Once the ground was frozen, I would head for the nearest used book store to stock up on back issues of gardening magazines and the most luscious new volumes by the leading garden designers of the day. I’d then spend the winter poring over this material, consulting my mud-spattered journal to identify the worst gaps, turning to resources such as the AHS Horticultural Encyclopedia and Botanica’s Encyclopedia of Roses and – by the end of January – the flurry of plant catalogues that had found their way to our mailbox.
My designs were breathtaking, IMHO, and when I was young enough I actually executed a few of them. Roses have been my favorites since I bought my first Olympiad a quarter century ago; at one point, I had over 150 hybrid teas, floribundas, grandifloras, David Austins and old garden roses gracing our modest lot. (This was long before the Japanese beetles arrived here in the Midwest to make post-June rose care largely a matter of executing the nasty little critters en masse.)
I wrote a bit about this obsession in Heaven Without Her (Thomas Nelson, 2008), describing my reaction to my mother’s annoying reminders about her God:
“I refused to dwell on [the subject]. Instead, I would shift the focus to what I thought of as my religion – horticulture. My favorite garden writer, Allen Lacy, summed it up beautifully, in my not-so-humble opinion:
“'I do believe that there is such a thing as a gardener’s eye and that it is a gift of what Christians call grace – a gift that comes from outside, that is apart from one’s own intentions, and that can never be entirely fathomed.
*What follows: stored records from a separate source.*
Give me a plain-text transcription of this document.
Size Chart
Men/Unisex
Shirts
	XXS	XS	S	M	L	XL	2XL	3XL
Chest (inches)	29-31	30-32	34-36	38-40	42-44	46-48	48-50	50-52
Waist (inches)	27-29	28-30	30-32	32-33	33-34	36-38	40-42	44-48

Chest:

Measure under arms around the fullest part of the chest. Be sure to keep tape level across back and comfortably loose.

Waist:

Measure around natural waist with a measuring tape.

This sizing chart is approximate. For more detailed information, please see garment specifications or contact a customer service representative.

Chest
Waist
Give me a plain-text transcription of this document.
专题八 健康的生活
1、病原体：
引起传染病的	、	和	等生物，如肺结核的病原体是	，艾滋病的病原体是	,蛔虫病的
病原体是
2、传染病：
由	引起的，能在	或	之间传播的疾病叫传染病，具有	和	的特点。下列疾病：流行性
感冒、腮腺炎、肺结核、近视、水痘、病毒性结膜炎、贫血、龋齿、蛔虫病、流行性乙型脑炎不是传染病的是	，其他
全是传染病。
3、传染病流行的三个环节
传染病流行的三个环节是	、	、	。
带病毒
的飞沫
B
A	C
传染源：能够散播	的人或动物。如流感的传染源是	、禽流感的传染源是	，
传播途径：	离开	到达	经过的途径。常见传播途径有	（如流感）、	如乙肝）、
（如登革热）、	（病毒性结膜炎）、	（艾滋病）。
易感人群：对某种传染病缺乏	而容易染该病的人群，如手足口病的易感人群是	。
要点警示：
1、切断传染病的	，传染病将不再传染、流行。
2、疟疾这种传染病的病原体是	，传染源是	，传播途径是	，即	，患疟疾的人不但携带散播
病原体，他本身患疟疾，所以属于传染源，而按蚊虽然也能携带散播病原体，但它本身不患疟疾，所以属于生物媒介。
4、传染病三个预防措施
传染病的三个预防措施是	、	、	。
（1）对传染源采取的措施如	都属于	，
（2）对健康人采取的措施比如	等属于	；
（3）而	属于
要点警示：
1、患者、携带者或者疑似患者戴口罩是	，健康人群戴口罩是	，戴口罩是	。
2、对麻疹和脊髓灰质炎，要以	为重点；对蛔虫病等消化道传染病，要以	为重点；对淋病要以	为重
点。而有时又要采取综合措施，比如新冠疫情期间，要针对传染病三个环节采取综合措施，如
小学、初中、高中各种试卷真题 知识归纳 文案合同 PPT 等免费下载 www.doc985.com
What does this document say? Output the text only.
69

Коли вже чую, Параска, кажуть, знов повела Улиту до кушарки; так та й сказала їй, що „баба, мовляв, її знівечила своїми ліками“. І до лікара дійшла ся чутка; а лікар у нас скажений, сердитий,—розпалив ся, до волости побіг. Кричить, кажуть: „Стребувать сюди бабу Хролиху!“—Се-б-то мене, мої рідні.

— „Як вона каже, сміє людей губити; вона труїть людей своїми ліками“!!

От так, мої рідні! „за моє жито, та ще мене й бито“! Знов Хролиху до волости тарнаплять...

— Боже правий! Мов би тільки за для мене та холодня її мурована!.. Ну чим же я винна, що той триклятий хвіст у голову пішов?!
Gardening is, in other words, something religious. And its religion involves a point in time, a moment of conversion that separates things into before and after … One was not a gardener … Then the gift comes, and one knows that one had been living in darkness, but that now there is suddenly a new world to see, a world whose beauties and wonders many lifetimes would not be sufficient to encompass.' (Allen Lacy, The Gardener’s Eye. New York: The Atlantic Monthly Press, 1992, 3.)
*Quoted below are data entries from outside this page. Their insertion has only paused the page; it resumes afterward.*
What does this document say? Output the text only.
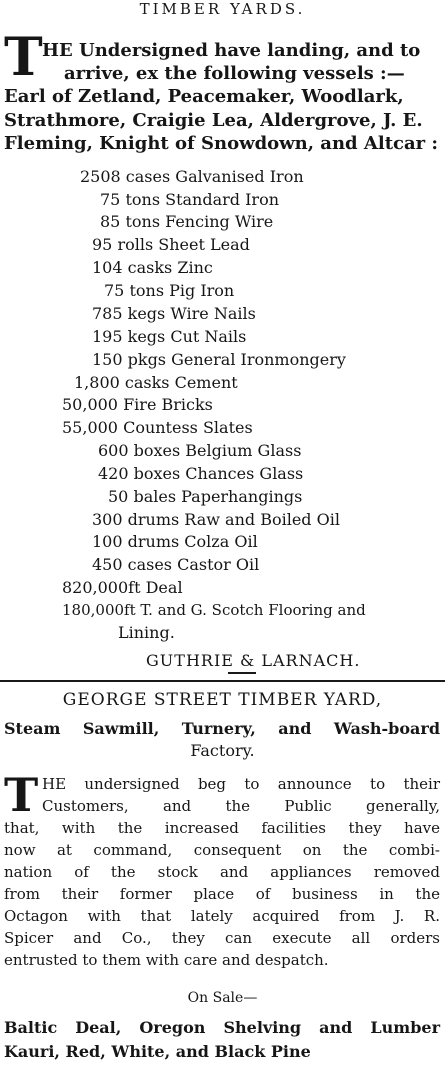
TIMBER YARDS.
T HE Undersigned have landing, and to
arrive, ex the following vessels :—
Earl of Zetland, Peacemaker, Woodlark,
Strathmore, Craigie Lea, Aldergrove, J. E.
Fleming, Knight of Snowdown, and Altcar :
2508 cases Galvanised Iron
75 tons Standard Iron
85 tons Fencing Wire
95 rolls Sheet Lead
104 casks Zinc
75 tons Pig Iron
785 kegs Wire Nails
195 kegs Cut Nails
150 pkgs General Ironmongery
1,800 casks Cement
50,000 Fire Bricks
55,000 Countess Slates
600 boxes Belgium Glass
420 boxes Chances Glass
50 bales Paperhangings
300 drums Raw and Boiled Oil
100 drums Colza Oil
450 cases Castor Oil
820,000ft Deal
180,000ft T. and G. Scotch Flooring and
Lining.
GUTHRIE & LARNACH.
GEORGE STREET TIMBER YARD,
Steam Sawmill, Turnery, and Wash-board
Factory.
T HE undersigned beg to announce to their
Customers, and the Public generally,
that, with the increased facilities they have
now at command, consequent on the combi-
nation of the stock and appliances removed
from their former place of business in the
Octagon with that lately acquired from J. R.
Spicer and Co., they can execute all orders
entrusted to them with care and despatch.
On Sale—
Baltic Deal, Oregon Shelving and Lumber
Kauri, Red, White, and Black Pine
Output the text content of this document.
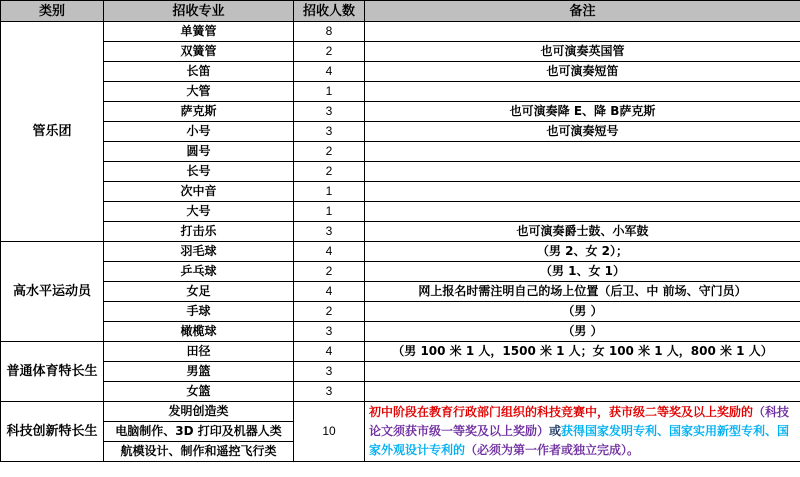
类别	招收专业	招收人数	备注
管乐团	单簧管	8	
	双簧管	2	也可演奏英国管
	长笛	4	也可演奏短笛
	大管	1	
	萨克斯	3	也可演奏降 E、降 B萨克斯
	小号	3	也可演奏短号
	圆号	2	
	长号	2	
	次中音	1	
	大号	1	
	打击乐	3	也可演奏爵士鼓、小军鼓
高水平运动员	羽毛球	4	（男 2、女 2）；
	乒乓球	2	（男 1、女 1）
	女足	4	网上报名时需注明自己的场上位置（后卫、中 前场、守门员）
	手球	2	（男 ）
	橄榄球	3	（男 ）
普通体育特长生	田径	4	（男 100 米 1 人，1500 米 1 人；女 100 米 1 人，800 米 1 人）
	男篮	3	
	女篮	3	
科技创新特长生	发明创造类	10	初中阶段在教育行政部门组织的科技竞赛中，获市级二等奖及以上奖励的（科技论文须获市级一等奖及以上奖励）或获得国家发明专利、国家实用新型专利、国家外观设计专利的（必须为第一作者或独立完成）。
	电脑制作、3D 打印及机器人类		
	航模设计、制作和遥控飞行类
“I can remember reading that passage to Mom one day in my kitchen, barely able to suppress my tears of joy over its beauty and power. Although I didn’t say it, my thoughts were running something like this: My religion – which is what it is, since Allen Lacy has said so – is so beautiful and life-affirming that it brings tears to one’s eyes. Whereas your religion is mean-spirited and discriminatory and altogether unfair. Besides, I have soil and a shovel and a credit card good at any nursery in town; you have this imaginary friend named God.
“Confused as I was in those days, I was quite sure that I was the winner in this little match up."
My life has changed radically since then. That’s partly because of the creakiness of age (what was I thinking when I converted all that land into flower beds?). But it’s mainly because of my realization that biblical Christianity is true, that this life is but a vapor, a preparation for an eternity in heaven or hell.
Ironically, my garden ended up getting that once-coveted feature treatment in a local magazine. But by that time, it didn’t matter. I just wanted to help my writer girlfriend add to her portfolio of articles, and to share the gospel with the garden photographer the magazine sent over.
I don’t spend too much time on my garden anymore. It’s overgrown with perennials begging for division and aggressive self-seeders like phlox and sweet autumn clematis. The weeping pine has outgrown its allotted space and that cute dwarf chamaecyparis pisifera is now taller than I am. The doublefile viburnum have croaked, along with about a third of the more tender roses (although that first Olympiad lives on). I don’t hang out at my favorite nurseries too much anymore, and when new plants do find their way into a bed, I just toss the tags into a drawer; their CVs rarely make it into my dusty old journal.
I now rejoice over the first hard frost.
It’s amazing how, once one starts worshipping the Creator, almost every aspect of His creation takes on a new beauty – even the wild violets and ground ivy, which once sent me running for the Roundup, look pretty nice to me now (and the little dears eliminate the need for all that troublous mulching). So far, only the Japanese beetles and bindweed still alarm me, and I imagine that they, too, will one day become just another metaphor for His eternal power.
I do hope this lack of earthly energy and interest won’t impact my heavenly prospects. I’ve already applied for a rose-tending post in Eden restored.